Friday, 6 November 2015, M. Rajalingam ,www.rajalingam.in
This blog post is the follow up of my first post on my meeting with Mr. Mohan Narayanan, CEO of KUBOS Consultancy at the IITM Research Park 2 weeks before. I went to his office and had an interaction with him about the current scenario of startups particularly in Chennai.
A brief intro about him. He was formerly the VP of Healthcare & Life sciences vertical @ Cognizant. Currently he is the founder of KUBOS Consultancy, which is a transformational boutique consulting company specializing in leadership assessment & development, leadership coaching, HR strategy and HR process consulting along with unique finishing school programs for B school students.
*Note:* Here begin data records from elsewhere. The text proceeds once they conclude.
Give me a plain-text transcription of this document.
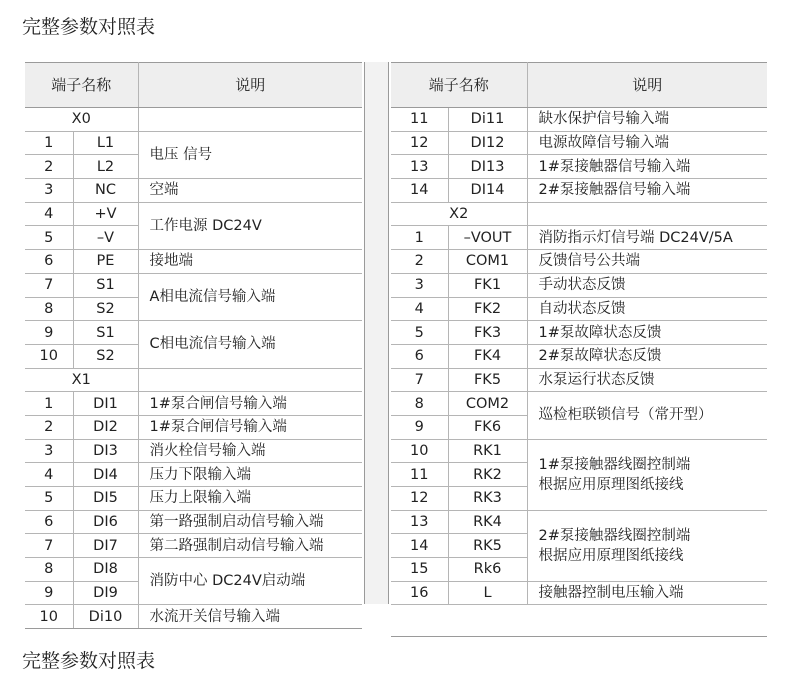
完整参数对照表
端子名称		说明
X0		
1	L1	电压 信号
2	L2	
3	NC	空端
4	+V	工作电源 DC24V
5	–V	
6	PE	接地端
7	S1	A相电流信号输入端
8	S2	
9	S1	C相电流信号输入端
10	S2	
X1		
1	DI1	1#泵合闸信号输入端
2	DI2	1#泵合闸信号输入端
3	DI3	消火栓信号输入端
4	DI4	压力下限输入端
5	DI5	压力上限输入端
6	DI6	第一路强制启动信号输入端
7	DI7	第二路强制启动信号输入端
8	DI8	消防中心 DC24V启动端
9	DI9	
10	Di10	水流开关信号输入端
端子名称		说明
11	Di11	缺水保护信号输入端
12	DI12	电源故障信号输入端
13	DI13	1#泵接触器信号输入端
14	DI14	2#泵接触器信号输入端
X2		
1	–VOUT	消防指示灯信号端 DC24V/5A
2	COM1	反馈信号公共端
3	FK1	手动状态反馈
4	FK2	自动状态反馈
5	FK3	1#泵故障状态反馈
6	FK4	2#泵故障状态反馈
7	FK5	水泵运行状态反馈
8	COM2	巡检柜联锁信号（常开型）
9	FK6	
10	RK1	1#泵接触器线圈控制端
根据应用原理图纸接线

11	RK2	
12	RK3	
13	RK4	2#泵接触器线圈控制端
根据应用原理图纸接线

14	RK5	
15	Rk6	
16	L	接触器控制电压输入端

完整参数对照表
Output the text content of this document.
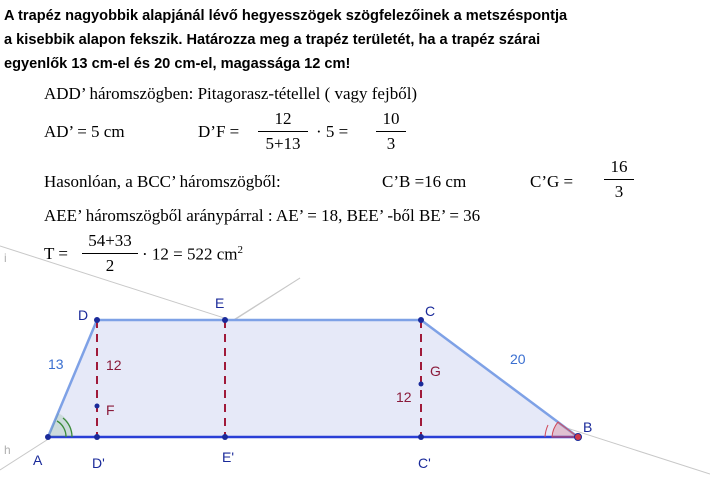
A trapéz nagyobbik alapjánál lévő hegyesszögek szögfelezőinek a metszéspontja
a kisebbik alapon fekszik. Határozza meg a trapéz területét, ha a trapéz szárai
egyenlők 13 cm-el és 20 cm-el, magassága 12 cm!
ADD’ háromszögben: Pitagorasz-tétellel ( vagy fejből)
AD’ = 5 cm	D’F =
12
5+13
· 5 =
10
3
Hasonlóan, a BCC’ háromszögből:	C’B =16 cm	C’G =
16
3
AEE’ háromszögből aránypárral : AE’ = 18, BEE’ -ből BE’ = 36
T =
54+33
2
· 12 = 522 $cm^2$
A
B
C
D
E
F
G
D'	E'	C'
13	20
12
12
i
h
He partly spends his time supporting the entrepreneurs and their startups in Chennai. When I asked him what motivated him to take on the role of a mentor, he laughs out loud and tells that he doesn’t prefer to be called as a mentor. He puts it simply that he is not mentoring the startups but sharing his experience. He believes mentoring should never be pushed on to the younger generation and instead he lets the entrepreneurs ask him what they want.
My first question to him was about the increasing number of IT startups. He pointed out that as we are living in a digital space, technology acts as an enabler to sell your product/service to your customers and technology has become an important part of any startup. He gave out examples like flipkart, ola and big basket and pointed out though they are not tech startups they invest heavily in technologies to make their products a “disruptive” innovation.
In his own words, “if you find a good merger between the technology and the needs, there is a good chance of success. Indians by nature are tech savvy. Tech startups are easy to do”. The problem or the risk the ecommerce startups face is that the only way they know whether they will succeed or fail is only when they try. He urges the ecommerce startups to think big and that scaling is important for success since valuation plays a bigger role now rather than the actual profit.
Please find below the excerpts of my interview with him.
Q: There is a rise of entrepreneurship spirit among students and employees in IT companies. What is your advice for them?
A: It’s a welcoming change One thing is there is an ecosystem with established networks like Mentoring forums, TIE, incubators to bounce off your ideas.
Second is the age factor. My generation people became entrepreneurs after working and after getting comfortable economically. Our perception was that there is a need for lot of money required for setting up biz and the risk taking ability was very low
Youngsters can now easily set up a biz. Investment required is less. This seems to be a big change now. Market opportunities are high. Different ways are available for the youngsters to look at life and career (entrepreneurial/ job) in general. Risk taking among the youngsters is on the high. Even if you fail, you can always go back and change the paths. Age factor plays a role. Mindset is changing and it is a good sign. People are no longer saying they are looking for jobs, they say they are creating jobs.
Q: Rather than following one’s passion, people I interact with, are more oriented towards getting the funds at the idea stage. What do you think about it?
A: First thing they look is funding. Asking for someone else’s money. But I would say it’s too early to talk about the funding aspect now. Still people of our generation with significant money fund startups and for them its about giving back to the society. In this scenario, the expectations of the Angel investors regarding the ROI are low. There is a danger here, that the startups feel that the money is easily available.
But the good thing is that an ecosystem is available. There is more access to the funding. But I can also see a problem. I am seeing lots of “Fly by night entrepreneurs”.
I would say there is always a risk, because as per the statistics, 80% startups fail historically.
But still the investors doesn’t give out the money easily. Process of funding is not blind-folded. Due diligence is done. Many people don’t get funded.
As a final question, I ventured into the current scenario of female entrepreneurs. His beliefs are that the motive behind the startup and the family support are vital for a female entrepreneur to succeed.
He also pointed out that he had seen women entrepreneurs from a nuclear family faring better than the ones from a joint family. He shared that the women entrepreneurs are on the rise but the motive behind the venture is often a necessity to have a balanced life instead of a passion towards entrepreneurship itself.
I thanked him for the time he spent with me, for the interaction and patiently sharing his views about the startups.